The word "Lent" often draws thoughts of "giving something up" for a period of time. But what is the true meaning behind the 40-day season? At the heart of the Lenten Season lies preparation for Baptism and a renewal of baptismal commitment. As the candidates for Baptism enter their final period of preparation for Baptism, the rest of the Church accompanies them on their journey and together, we prepare to renew our baptismal vows at Easter. Lent then, is truly baptismal, whether for one who is entering the Church for the first time, or for someone seeking to grow closer to Christ and renew their Baptismal promises.
So why do people fast during Lent? Lent is about conversion, turning our lives more completely over to Christ and His way of life. Lent is a 40-day season. Let's take a look at where the number forty appears in the Bible:
-Noah waited 40 days before opening a window on the ark and releasing a dove. (Genesis 8:6)
-Moses fasted on a mountain 40 days and returned with the Ten Commandments. (Exodus 34:28-29)
-The Israelites spent 40 years in the wilderness searching for the Promised Land. (Exodus 16:35)
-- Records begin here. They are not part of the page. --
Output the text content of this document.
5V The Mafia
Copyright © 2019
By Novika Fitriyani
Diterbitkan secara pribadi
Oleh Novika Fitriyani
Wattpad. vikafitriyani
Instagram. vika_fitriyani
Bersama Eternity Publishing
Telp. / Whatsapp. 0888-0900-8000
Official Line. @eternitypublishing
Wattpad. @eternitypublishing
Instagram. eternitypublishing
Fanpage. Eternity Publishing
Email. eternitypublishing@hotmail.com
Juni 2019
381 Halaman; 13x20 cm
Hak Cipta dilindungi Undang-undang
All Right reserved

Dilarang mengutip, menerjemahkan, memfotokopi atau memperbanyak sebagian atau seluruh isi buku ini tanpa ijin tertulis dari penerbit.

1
-Goliath taunted the Israelite army for 40 days before being defeated by David. (1 Samuel 17:16)
-Jonah warned the city of Nineveh that they had 40 days until God would overthrow the city. Within those 40 days the people repented and God spared the city. (Jonah 3:4)
-Jesus fasted in the wilderness for 40 days enduring the temptations of the devil. (Matthew 4:1-2)
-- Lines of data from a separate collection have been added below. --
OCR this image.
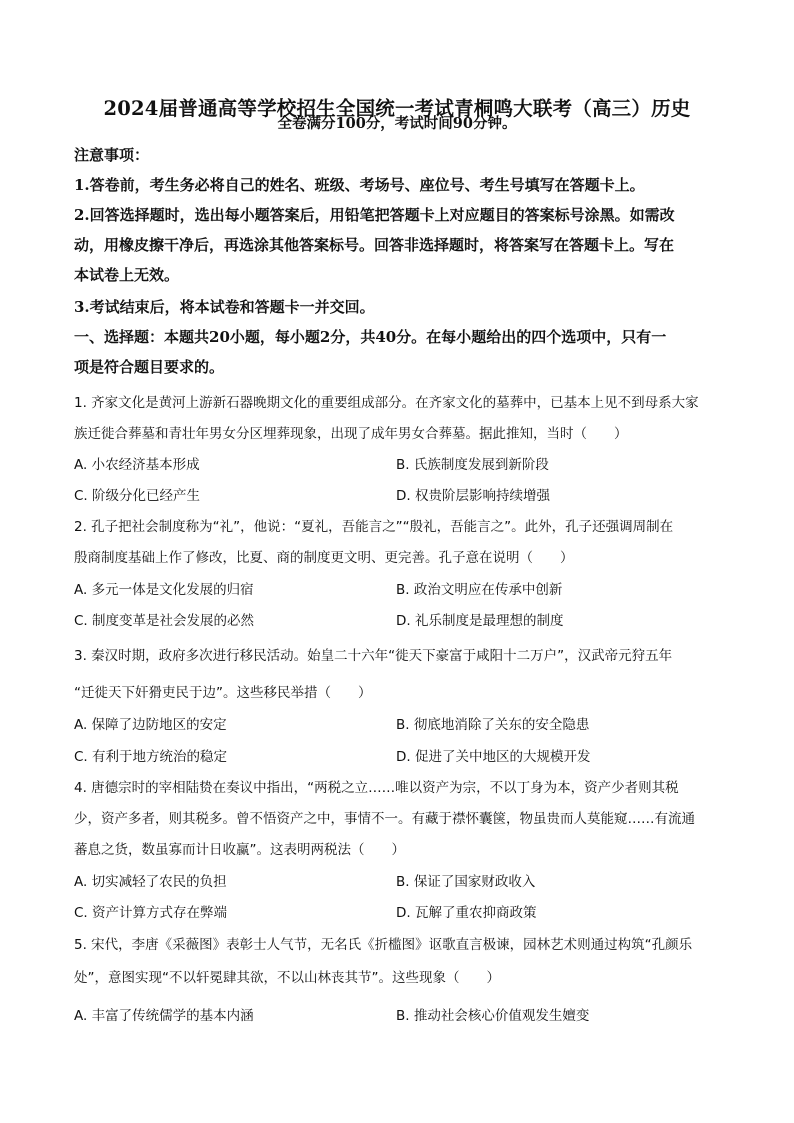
2024届普通高等学校招生全国统一考试青桐鸣大联考（高三）历史
全卷满分100分，考试时间90分钟。
注意事项：
1.答卷前，考生务必将自己的姓名、班级、考场号、座位号、考生号填写在答题卡上。
2.回答选择题时，选出每小题答案后，用铅笔把答题卡上对应题目的答案标号涂黑。如需改
动，用橡皮擦干净后，再选涂其他答案标号。回答非选择题时，将答案写在答题卡上。写在
本试卷上无效。
3.考试结束后，将本试卷和答题卡一并交回。
一、选择题：本题共20小题，每小题2分，共40分。在每小题给出的四个选项中，只有一
项是符合题目要求的。
1. 齐家文化是黄河上游新石器晚期文化的重要组成部分。在齐家文化的墓葬中，已基本上见不到母系大家
族迁徙合葬墓和青壮年男女分区埋葬现象，出现了成年男女合葬墓。据此推知，当时（　　）
A. 小农经济基本形成	B. 氏族制度发展到新阶段
C. 阶级分化已经产生	D. 权贵阶层影响持续增强
2. 孔子把社会制度称为“礼”，他说：“夏礼，吾能言之”“殷礼，吾能言之”。此外，孔子还强调周制在
殷商制度基础上作了修改，比夏、商的制度更文明、更完善。孔子意在说明（　　）
A. 多元一体是文化发展的归宿	B. 政治文明应在传承中创新
C. 制度变革是社会发展的必然	D. 礼乐制度是最理想的制度
3. 秦汉时期，政府多次进行移民活动。始皇二十六年“徙天下豪富于咸阳十二万户”，汉武帝元狩五年
“迁徙天下奸猾吏民于边”。这些移民举措（　　）
A. 保障了边防地区的安定	B. 彻底地消除了关东的安全隐患
C. 有利于地方统治的稳定	D. 促进了关中地区的大规模开发
4. 唐德宗时的宰相陆贽在奏议中指出，“两税之立……唯以资产为宗，不以丁身为本，资产少者则其税
少，资产多者，则其税多。曾不悟资产之中，事情不一。有藏于襟怀囊箧，物虽贵而人莫能窥……有流通
蕃息之货，数虽寡而计日收赢”。这表明两税法（　　）
A. 切实减轻了农民的负担	B. 保证了国家财政收入
C. 资产计算方式存在弊端	D. 瓦解了重农抑商政策
5. 宋代，李唐《采薇图》表彰士人气节，无名氏《折槛图》讴歌直言极谏，园林艺术则通过构筑“孔颜乐
处”，意图实现“不以轩冕肆其欲，不以山林丧其节”。这些现象（　　）
A. 丰富了传统儒学的基本内涵	B. 推动社会核心价值观发生嬗变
-After Jesus' crucifixion and resurrection He appeared to the disciples for 40 days and then joined His Father in Heaven. (Acts 1:3)
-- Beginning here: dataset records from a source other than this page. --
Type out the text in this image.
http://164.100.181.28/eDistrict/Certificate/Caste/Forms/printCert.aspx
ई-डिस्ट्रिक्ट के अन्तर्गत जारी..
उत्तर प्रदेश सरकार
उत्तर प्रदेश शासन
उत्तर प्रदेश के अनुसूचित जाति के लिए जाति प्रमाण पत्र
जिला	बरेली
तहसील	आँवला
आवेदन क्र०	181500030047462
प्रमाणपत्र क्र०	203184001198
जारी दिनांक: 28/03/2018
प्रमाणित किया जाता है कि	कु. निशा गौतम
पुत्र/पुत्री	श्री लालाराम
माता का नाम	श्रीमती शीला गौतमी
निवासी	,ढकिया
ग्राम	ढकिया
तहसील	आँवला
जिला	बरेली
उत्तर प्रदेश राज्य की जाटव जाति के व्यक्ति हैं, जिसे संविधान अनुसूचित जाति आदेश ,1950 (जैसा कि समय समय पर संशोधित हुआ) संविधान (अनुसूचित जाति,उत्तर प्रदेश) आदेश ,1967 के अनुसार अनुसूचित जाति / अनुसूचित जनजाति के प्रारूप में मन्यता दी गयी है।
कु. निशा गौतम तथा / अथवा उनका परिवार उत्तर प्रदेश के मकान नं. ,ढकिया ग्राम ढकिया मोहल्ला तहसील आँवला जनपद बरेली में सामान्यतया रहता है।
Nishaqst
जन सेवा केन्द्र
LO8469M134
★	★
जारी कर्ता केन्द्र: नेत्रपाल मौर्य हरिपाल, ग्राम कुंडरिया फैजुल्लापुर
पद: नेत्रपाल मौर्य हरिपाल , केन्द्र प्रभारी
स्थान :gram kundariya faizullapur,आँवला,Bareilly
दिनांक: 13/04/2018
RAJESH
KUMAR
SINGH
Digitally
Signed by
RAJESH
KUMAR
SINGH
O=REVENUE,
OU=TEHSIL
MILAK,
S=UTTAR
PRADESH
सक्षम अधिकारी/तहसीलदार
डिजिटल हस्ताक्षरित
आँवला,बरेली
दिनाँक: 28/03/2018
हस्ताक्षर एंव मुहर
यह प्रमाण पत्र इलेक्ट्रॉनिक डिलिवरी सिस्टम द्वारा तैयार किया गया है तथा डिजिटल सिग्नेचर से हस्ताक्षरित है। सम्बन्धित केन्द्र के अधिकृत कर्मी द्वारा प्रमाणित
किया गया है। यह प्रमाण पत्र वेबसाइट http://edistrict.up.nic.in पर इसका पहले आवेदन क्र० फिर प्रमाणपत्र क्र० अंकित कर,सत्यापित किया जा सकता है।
As you can see, the number forty has long been biblically recognized as an important number, one often associated with a period of trial followed by grace and renewal. This is exactly how we view Lent. A time of preparation followed by renewal of spirit. In order to grow spiritually, we must turn away from sin. The goal is not to abstain from sin for the duration of Lent but to root sin out of our lives forever. Conversion means leaving behind an old way of living and acting in order to embrace new life in Christ. Fasting is a way to develop self-control and to gain the ability to say "no" to the small things we enjoy, even if they are ultimately good, so that you can say "no" to the things that draw us into sin. Fasting should also be connected to our concern for those who are forced to fast by poverty or are in need for any reason. Thus, fasting is linked to living out our baptismal promises. By our Baptism, we are charged with the responsibility of showing Christ's love to the world, especially those in need. When human suffering is accepted and offered up in union with the Passion of Jesus, we believe that our suffering can be united to that of Christ and so in union with His Passion. Fasting can help us realize the suffering that so many people in our world experience every day, and it should lead us to greater efforts to alleviate that suffering. (This recognition of suffering will become a strong reality as I set off for a FOCUS Missions trip to Nicaragua with several students and fellow missionaries in just a few days! Pray for us!)
But why put ashes on our foreheads? The ashes for Ash Wednesday are made from blessed palm branches from the previous Palm Sunday. The ashes are sprinkled with Holy Water and incensed before distribution. Ashes are applied to our forehead in the sign of the cross as the words, "Remember, you are dust and to dust you shall return" or "Turn away from sin and be faithful to the gospel" are spoken to us. The words "Remember you are dust and to dust you shall return" are from scripture. They occur after The Fall when God is explaining to Adam one of the main consequences of Original Sin -- separation from God and mortality. God reminds Adam that his body is dust, and after the fall, to dust it shall return. Ash Wednesday takes us back to that moment. We are standing in the Garden with Adam and Eve. We are dust and to dust we shall return. There is a great schism between God and us, and how can that relationship be repaired? Jesus' death and resurrection reconciles us with God, and is precisely the focal point of Lent -- Easter. We look forward with hope to the celebration of Easter. We remember that we are nothing but dust if we do not have Easter; it is only Jesus' resurrection that gives us hope that we too shall be risen from the dust. When we hear the words, "you are dust and to dust you shall return" it should call to mind the spirit of Lent, reminding us that not only are our bodies dust, but so are all of the things of this world. All money, possessions, and earthly accomplishments are not important in themselves. They are all fleeting. They are all, ultimately, dust. Lent is a time to re-evaluate our lives. Yes, we are dust. Do we spend our lives chasing more dust? Or are we chasing the one thing that can truly make an eternal difference? Are we chasing the one Being who can breathe life into dust? For a people of dust, this is our only hope. Receiving ashes on Ash Wednesday symbolizes our mortality as well as our need for ongoing repentance. It is a reminder that this life is short and merely a foreshadowing of what we shall become through the redemption of Jesus Christ on the cross. We look forward to when we are raised from the dust, in resurrected bodies like His own and called to the eternal communion of heaven.